# Proper EZ bar preacher curl form



## Livebig14 (Jan 22, 2011)

hey guys.  Check out this video for perfect EZ bar preacher curl form.  lolYouTube - Curling Fail - Gym Idiots


----------



## DarkHorse (Jan 22, 2011)

Lol...... I watched that link and I saw this one as well:
YouTube - Bodybuilding Accidents

funny shit


----------



## Livebig14 (Jan 22, 2011)

DarkHorse said:


> Lol...... I watched that link and I saw this one as well:
> YouTube - Bodybuilding Accidents
> 
> funny shit


hahahahahahah!  people are so stupid. haha


----------



## pitbullguy0101 (Jan 23, 2011)




----------



## cshea2 (Jan 23, 2011)

Holy shit... anyone notice the guy curling the baby's.


----------



## Livebig14 (Jan 23, 2011)

cshea2 said:


> Holy shit... anyone notice the guy curling the baby's.


haha yeah i did man.  I guess thats one advantage of having kids


----------



## Doublebase (Jan 23, 2011)

cshea2 said:


> Holy shit... anyone notice the guy curling the baby's.



Yeah.  After having a baby now I realize the importance of curls.  Many times that I'm holding my kid and his power wheel in the other hand.  Glad I have strong bi's


----------



## ANIMALHAUS (Jan 24, 2011)

I don't know who's worse, the midget lifting or the two dbags "spotting" him.


----------



## Cpt Awesome (Jan 24, 2011)

Hey he's probably just trying to target a different area of his bi's.... lol


----------



## gtbmed (Jan 24, 2011)

I laughed when I read the title, then I opened the link and cried...


----------



## Livebig14 (Jan 25, 2011)

gtbmed said:


> I laughed when I read the title, then I opened the link and cried...


haha i know people are fucking retarded. haha


----------



## awhites1 (Jan 25, 2011)

I thought thats how you do it? omg im so embarrased

seriously though, what got me is someone FILMED that. like "hey, this is cool. my friend can curl 180 pounds totally incorrectly and with spotters. plus he's super jacked"

im sure someone is trying to tell him he is doing it right though.
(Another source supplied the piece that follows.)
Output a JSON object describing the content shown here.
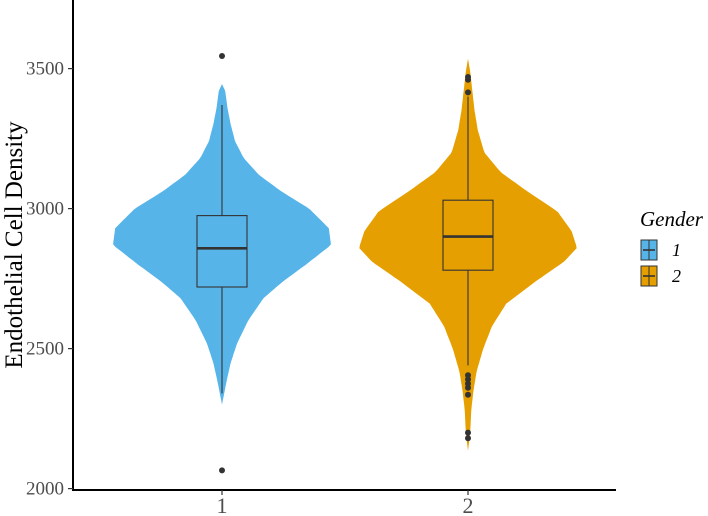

Brav-phuqin-O


----------



## SFW (Jan 25, 2011)

He looks like jim carey from dumb and dumber.


----------



## OutWhey (Jan 25, 2011)

Good little laugh. Thanks for sharing


----------



## Livebig14 (Jan 26, 2011)

Mr. Fantastico said:


> He looks like jim carey from dumb and dumber.


^lolololol hahahahaha


----------



## PushAndPull (Jan 26, 2011)

The ROM is amazing, no wonder why his guns are so huge!


----------